I began to stumble and fall. The tempter was soon at my side suggesting, 'You're not converted; it's all a delusion; you would not feel as you do; you would not fail as you have done, if you were really a child of God. Give it up, it's no use trying,'

he argued. And, worst of all, I knew sin still existed in my heart. How often passion had broken my peace. How many times bitterness and evil had manifested itself in my nature. Was I mistaken? Had I ever been converted? Was it all a delusion?

Just then God in His love and pity came to my heart; gave me a revelation. He not only showed me myself and my sin, but showed me my need. I needed something, and as I sat in a holiness meeting I realized that need was sanctification. For months the word sanctification was to me a heavy burden; a torture. I could not really grasp its meaning. I read and re-read the theory of sanctification, going from one authority on the subject to another, only to turn away still more puzzled. I then set myself to seek publicly and was several times found at the holiness table, pleading for the blessing that I failed to understand.

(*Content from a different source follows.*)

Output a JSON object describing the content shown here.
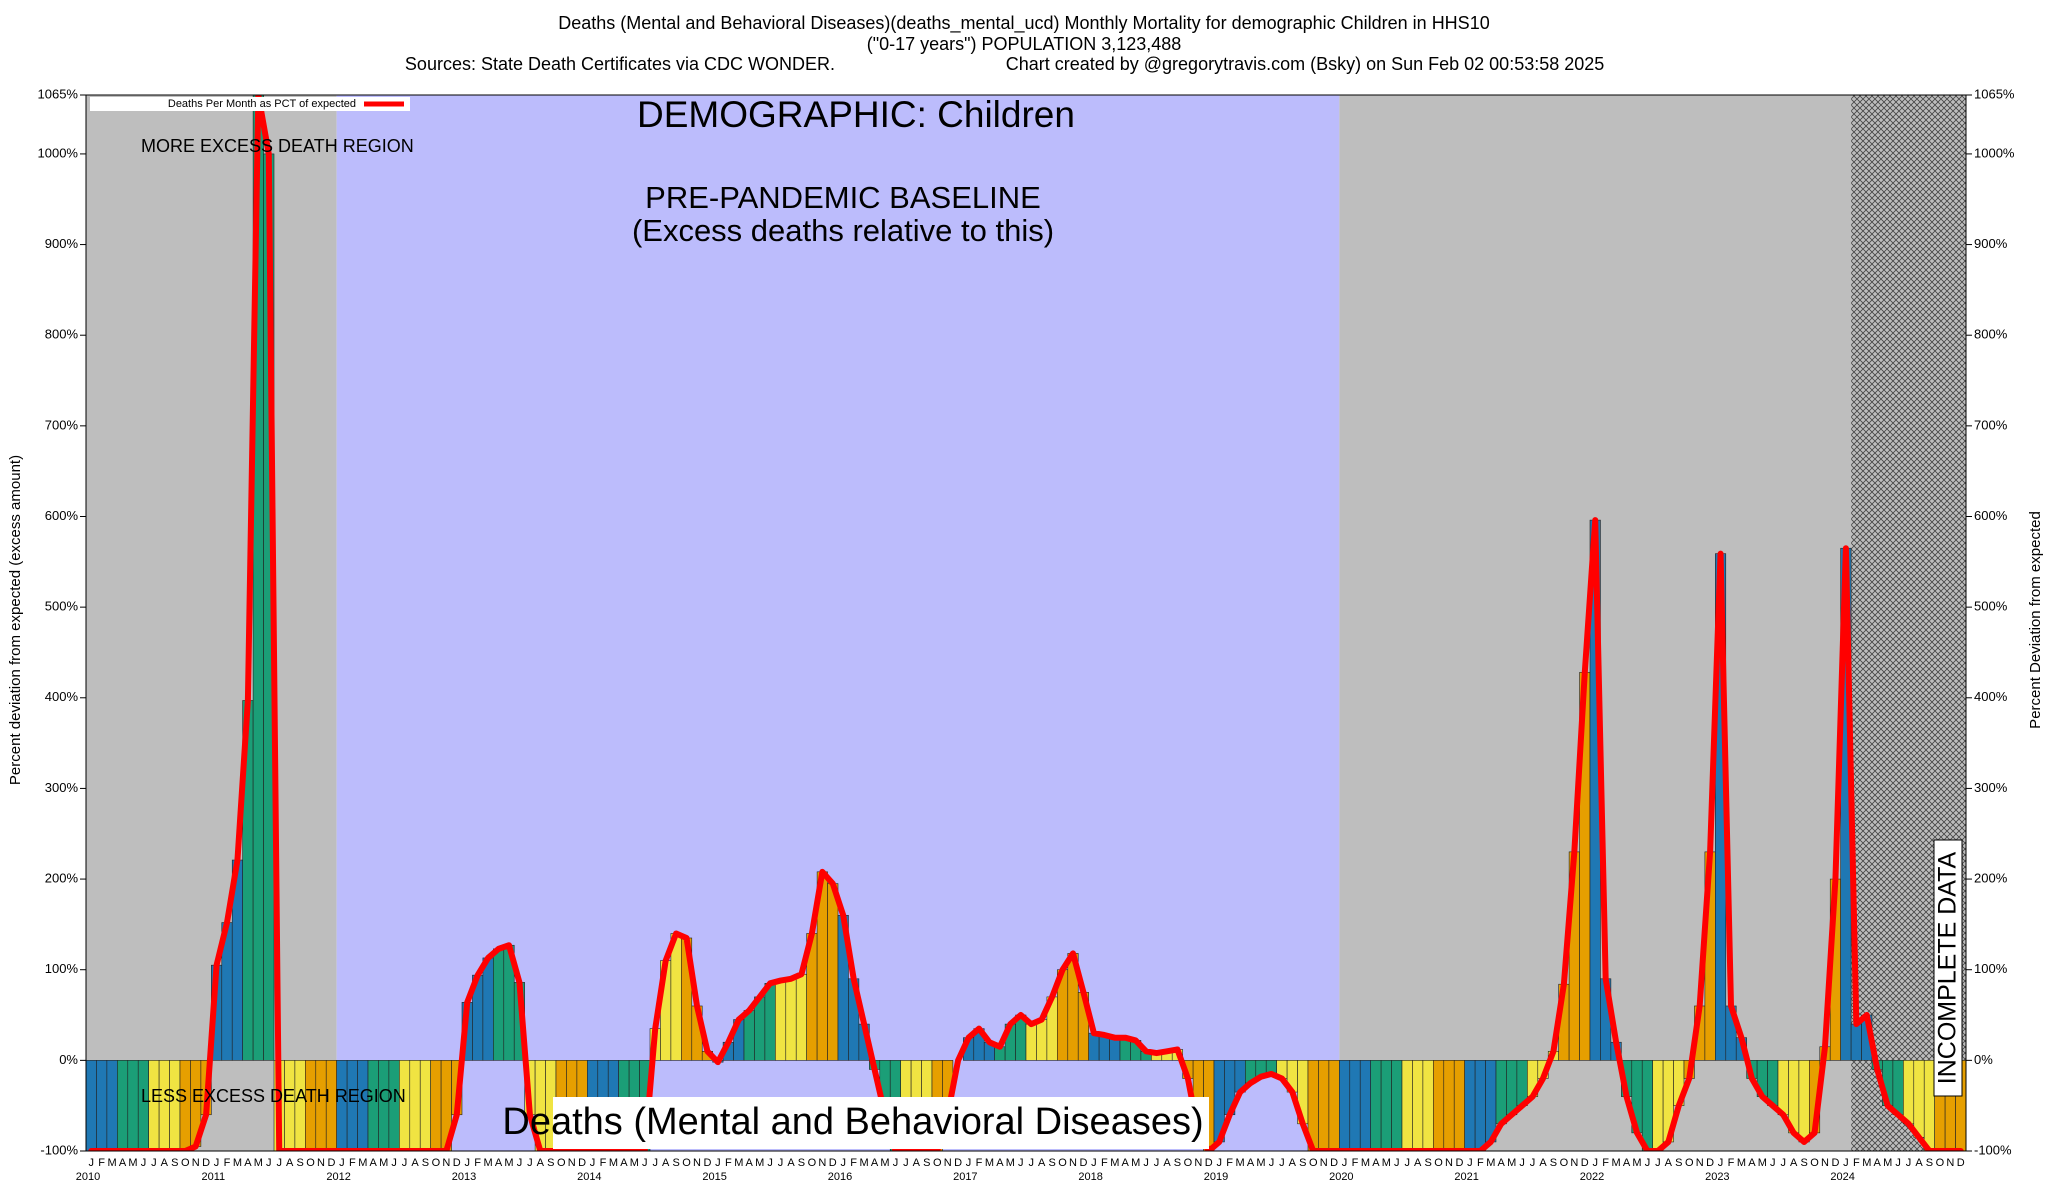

Again and again I came to the altar, and, as far as I understood, laid my all there. But as soon as the test came, without realizing that I did it, I took from off the altar the sin I had laid there, or the gifts that I had surrendered to God.

This is where I failed many times, and during my officership I have found scores of other souls who have failed on this very point.

They come sincerely to the altar, definitely laying their gift there, a living sacrifice; but when the knife is felt, the realization of the dying comes upon them as they feel the hurt and understand fully what it means, they shrink and draw back. Abram's experience, related in Genesis xv., has been a great help to me. He had to wait for the fire. He prayed all day, even until eventide, and then the birds of prey came down; but he stood by the sacrifice and drove them off. Then the fire came and consumed the sacrifice.

That was just the point to which I had to get. I had laid my all on the altar, but then I had to wait for the fire. Meanwhile, the birds of doubt, fear, and discouragement came flying around. I had to get up again and again to drive them off, and hold on to God.